Kecaman dari kecaman terus datang. Mulai dari Komhas HAM, Anggota DPR RI, KPAI, hingga LBH. Mereka semua menuntut agar aturan tersebut dihapuskan karena tidak sesuai dengan kebhinekaan Indonesia.
Meski begitu, Mantan Wali Kota Padang, Fauzi Bahar, justru menolak keras aturan wajib berjilbab bagi siswa di sekolah dihilangkan.
"Kalau aturan itu akan diubah, saya yang akan menentang terlebih dahulu," katanya.
Ia mengkhawatirkan jika aturan tersebut diubah, maka akan berpengaruh pada siswa muslim lainnya.
"Hanya karena nila setitik, rusak susu sebelanga. Tidak mau saya karena memperjuangkan segelintir orang ini, akan rusak generasi kita," katanya.
Seharusnya, kata eks Wali Kota Padang dua periode itu, siswi nonmuslim menyesuaikan dengan muslim yang mayoritas berada di Kota Padang.
"Masa generasi kita dikorbankan hanya karena segelintir orang. Nanti mereka dibebaskan tidak menggunakan jilbab malah generasi kita ikut-ikutan tidak menggunakan jilbab. Saya menentang keras itu," katanya.
Ketua MUI Sumbar, Buya Gusrizal Gazahar mengatakan, kericuhan polemik ini seperti diframing. Dengan kata lain, di angkat seolah-olah pemaksaan itu benar-benar terjadi.
"Kasus ini diframing, diangkat seolah-olah itu pemaksaan dan saya mau bertanya yang mula membuat istilah pemaksaan. Kemudian saya konfirmasi ke pihak Kominfo apa duduk perkaranya," kata Gusrizal Gazahar kepada SuaraSumbar.id, Sabtu (23/1/2021) malam.
MUI Sumbar meyakini tidak ada pemaksaan nonmuslim memakai jilbab di SMKN 2 Padang. Menurut Gusrizal, duduk perkara tersebut harus berpijak dengan aturan yang dibuat pihak sekolah bahwa tidak ada pemaksaan bagi siswa-siswi untuk tidak berpakain muslim atau memakai jilbab.
"Kalau memang ada kekeliruan dari pihak kita ummat Islam, kita tidak akan melakukan pembelaan apa-apa, malah kita akan luruskan umat dan itu adalah tugas ulama.

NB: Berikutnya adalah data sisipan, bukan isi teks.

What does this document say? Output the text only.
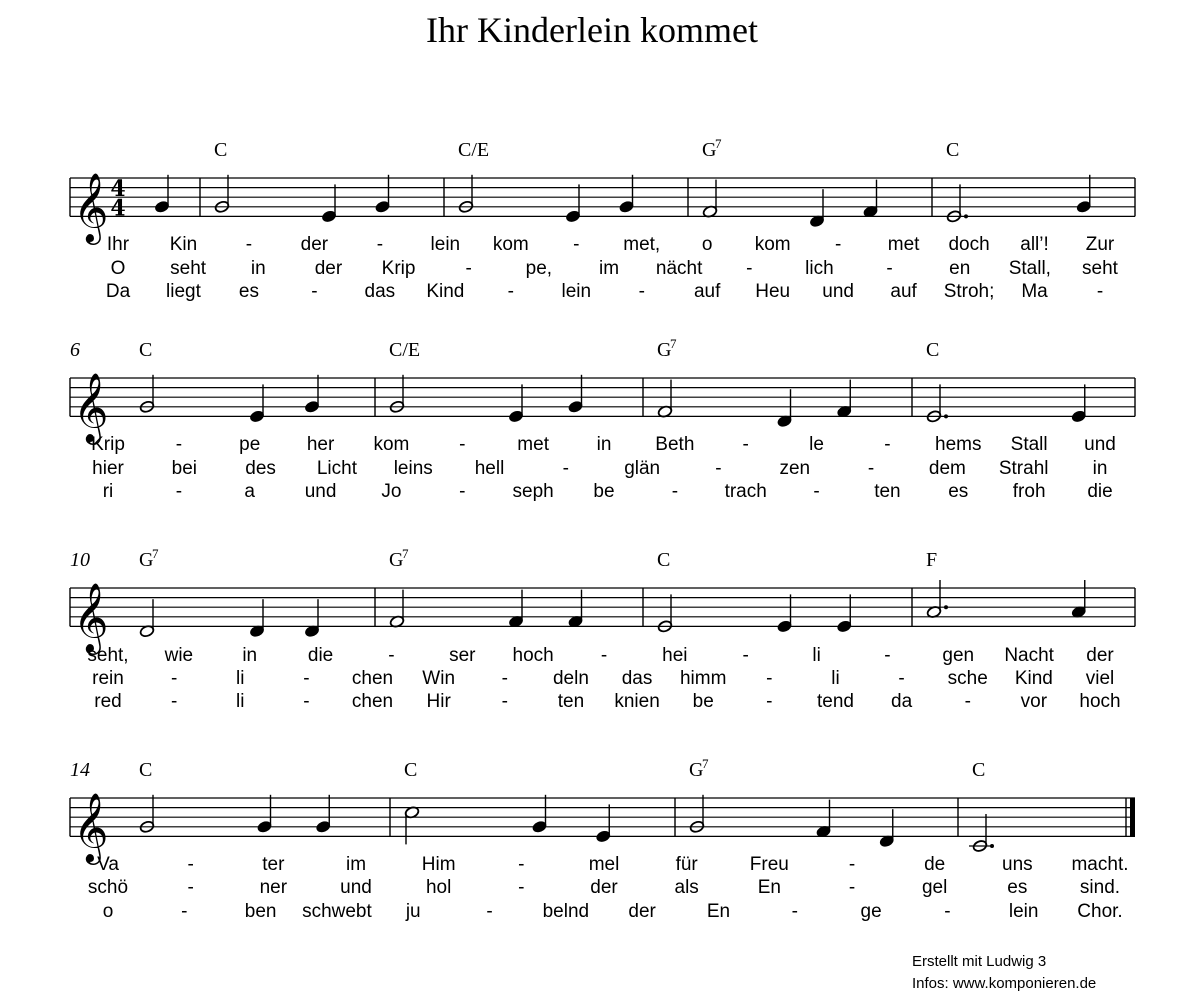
Ihr Kinderlein kommet
𝄞 4
4
C	C/E	G
7	C
Ihr Kin	-	der	-	lein kom - met, o kom - met doch all’! Zur
O seht in	der Krip	-	pe, im nächt -	lich	-	en Stall, seht
Da liegt es	- das Kind -	lein	-	auf Heu und auf Stroh; Ma	-
𝄞
6	C	C/E	G
7	C
Krip	-	pe her kom	-	met	in Beth	-	le	- hems Stall und
hier	bei	des Licht leins hell	-	glän	-	zen	-	dem Strahl in
ri	-	a	und Jo	- seph be	- trach -	ten	es froh die
𝄞
10 G
7	G
7	C	F
seht, wie	in	die	-	ser hoch -	hei	-	li	-	gen Nacht der
rein -	li	- chen Win - deln das himm -	li	- sche Kind viel
red	-	li	- chen Hir	-	ten knien be	- tend da	-	vor hoch
𝄞
14 C	C	G
7	C
Va	-	ter	im	Him	-	mel	für	Freu	-	de	uns macht.
schö	-	ner	und	hol	-	der	als	En	-	gel	es	sind.
o	-	ben schwebt ju	-	belnd der	En	-	ge	-	lein Chor.
Erstellt mit Ludwig 3
Infos: www.komponieren.de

Tapi kalau faktanya tidak ada pemaksaan, saya ingatkan pihak yang memframing. MUI akan terus memantau perkembangannya," tegasnya.
Jangan sampai hal ini dijadiakan celah masuk untuk mendiskreditkan Sumbar. Diakui Gusrizal, Sumbar akan tetap tumbuh dengan nilai-nilai kearifan lokalnya.

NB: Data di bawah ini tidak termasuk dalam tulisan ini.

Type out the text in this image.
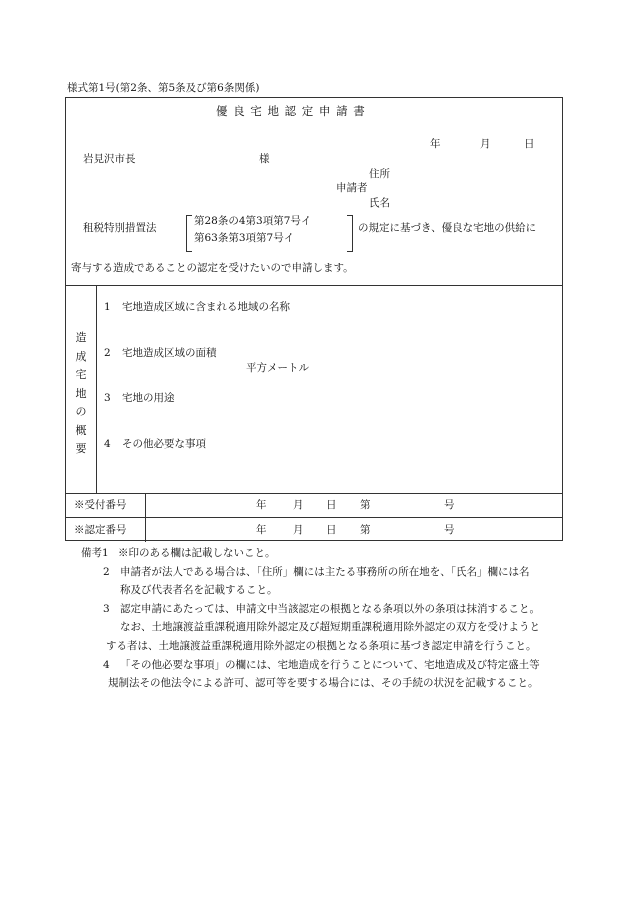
様式第1号(第2条、第5条及び第6条関係)
優 良 宅 地 認 定 申 請 書
年	月	日
岩見沢市長	様
住所
申請者
氏名
租税特別措置法
第28条の4第3項第7号イ
第63条第3項第7号イ
の規定に基づき、優良な宅地の供給に
寄与する造成であることの認定を受けたいので申請します。
造
成
宅
地
の
概
要
1 宅地造成区域に含まれる地域の名称
2 宅地造成区域の面積
平方メートル
3 宅地の用途
4 その他必要な事項
※受付番号	年	月 日 第	号
※認定番号	年	月 日 第	号
備考1 ※印のある欄は記載しないこと。
2 申請者が法人である場合は、「住所」欄には主たる事務所の所在地を、「氏名」欄には名
称及び代表者名を記載すること。
3 認定申請にあたっては、申請文中当該認定の根拠となる条項以外の条項は抹消すること。
なお、土地譲渡益重課税適用除外認定及び超短期重課税適用除外認定の双方を受けようと
する者は、土地譲渡益重課税適用除外認定の根拠となる条項に基づき認定申請を行うこと。
4 「その他必要な事項」の欄には、宅地造成を行うことについて、宅地造成及び特定盛土等
規制法その他法令による許可、認可等を要する場合には、その手続の状況を記載すること。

"Ya kalau ada orang yang mau mendiskreditkan Sumbar, datang saja, saya akan layani," bebernya.
Harusnya, kata Gusrizal, yang harus diberlakukan sesuai ketentuan adalah siswa muslim dan muslimah.
Jika dia nonmuslim, jangankan perda, syariat Islam saja tidak mewajibkannya. Sebab, tidak ada hukum yang menjangkau orang beragama lain selain Islam. Intinya, tidak ada lagi yang harus dipersoalkan dalam masalah tersebut.

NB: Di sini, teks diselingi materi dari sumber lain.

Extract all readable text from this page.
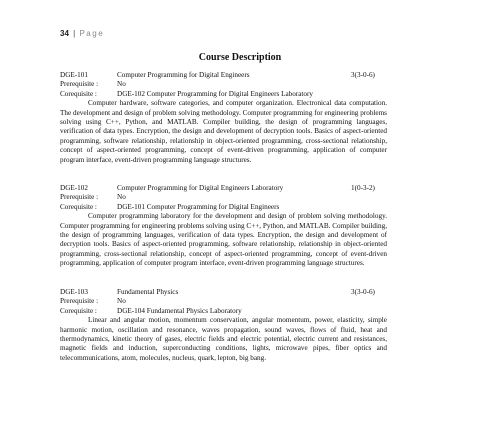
34 | Page
Course Description
DGE-101	Computer Programming for Digital Engineers	3(3-0-6)
Prerequisite :	No
Corequisite :	DGE-102 Computer Programming for Digital Engineers Laboratory
Computer hardware, software categories, and computer organization. Electronical data computation. The development and design of problem solving methodology. Computer programming for engineering problems solving using C++, Python, and MATLAB. Compiler building, the design of programming languages, verification of data types. Encryption, the design and development of decryption tools. Basics of aspect-oriented programming, software relationship, relationship in object-oriented programming, cross-sectional relationship, concept of aspect-oriented programming, concept of event-driven programming, application of computer program interface, event-driven programming language structures.
DGE-102	Computer Programming for Digital Engineers Laboratory	1(0-3-2)
Prerequisite :	No
Corequisite :	DGE-101 Computer Programming for Digital Engineers
Computer programming laboratory for the development and design of problem solving methodology. Computer programming for engineering problems solving using C++, Python, and MATLAB. Compiler building, the design of programming languages, verification of data types. Encryption, the design and development of decryption tools. Basics of aspect-oriented programming, software relationship, relationship in object-oriented programming, cross-sectional relationship, concept of aspect-oriented programming, concept of event-driven programming, application of computer program interface, event-driven programming language structures.
DGE-103	Fundamental Physics	3(3-0-6)
Prerequisite :	No
Corequisite :	DGE-104 Fundamental Physics Laboratory
Linear and angular motion, momentum conservation, angular momentum, power, elasticity, simple harmonic motion, oscillation and resonance, waves propagation, sound waves, flows of fluid, heat and thermodynamics, kinetic theory of gases, electric fields and electric potential, electric current and resistances, magnetic fields and induction, superconducting conditions, lights, microwave pipes, fiber optics and telecommunications, atom, molecules, nucleus, quark, lepton, big bang.
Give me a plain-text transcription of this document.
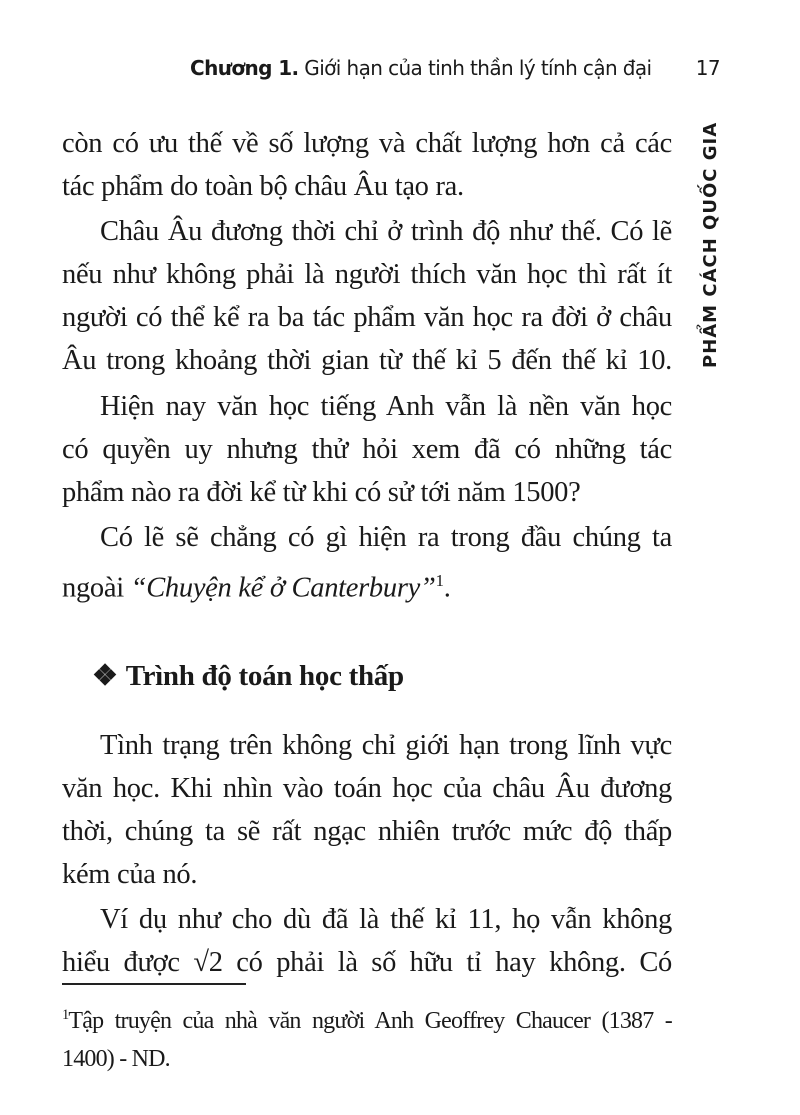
Chương 1. Giới hạn của tinh thần lý tính cận đại 17
PHẨM CÁCH QUỐC GIA
còn có ưu thế về số lượng và chất lượng hơn cả các
tác phẩm do toàn bộ châu Âu tạo ra.
Châu Âu đương thời chỉ ở trình độ như thế. Có lẽ
nếu như không phải là người thích văn học thì rất ít
người có thể kể ra ba tác phẩm văn học ra đời ở châu
Âu trong khoảng thời gian từ thế kỉ 5 đến thế kỉ 10.
Hiện nay văn học tiếng Anh vẫn là nền văn học
có quyền uy nhưng thử hỏi xem đã có những tác
phẩm nào ra đời kể từ khi có sử tới năm 1500?
Có lẽ sẽ chẳng có gì hiện ra trong đầu chúng ta
ngoài “Chuyện kể ở Canterbury”$^1$.
❖ Trình độ toán học thấp
Tình trạng trên không chỉ giới hạn trong lĩnh vực
văn học. Khi nhìn vào toán học của châu Âu đương
thời, chúng ta sẽ rất ngạc nhiên trước mức độ thấp
kém của nó.
Ví dụ như cho dù đã là thế kỉ 11, họ vẫn không
hiểu được √2 có phải là số hữu tỉ hay không. Có
$^1$Tập truyện của nhà văn người Anh Geoffrey Chaucer (1387 -
1400) - ND.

Di sisi lain, orang tua siswi nonmuslim itu terus melanjutkan perkara tersebut hingga ke Presiden Joko Widodo (Jokowi). Hal ini dibeberkan penasehat hukumnya, Mendrofa.
Menurut Mendrofa, pihaknya telah melayangkan surat ke Jokowi terkait aturan mengenakan jilbab di sekolah.
Surat tersebut juga telah disampaikan kepada Menteri Pendidikan dan Kebudayaan Nadiem Makarim serta Komnas HAM.
"Surat kami kirim pada 21 Januari 2021 kemarin. Hingga kini belum ada balasan dari pihak terkait, kata Mendrofa kepada wartawan, Minggu (24/1/2021).
Mendrofa berharap agar pemerintah mengeluarkan peraturan, bagi institusi pendidikan di Indonesia tidak mewajibkan siswi nonmuslim memakai jilbab atau berseragam muslim.
"Sedangkan terkait dugaan pemaksaan, kami juga meminta Komnas Ham melakukan penyelidikan ke lapangan," katanya.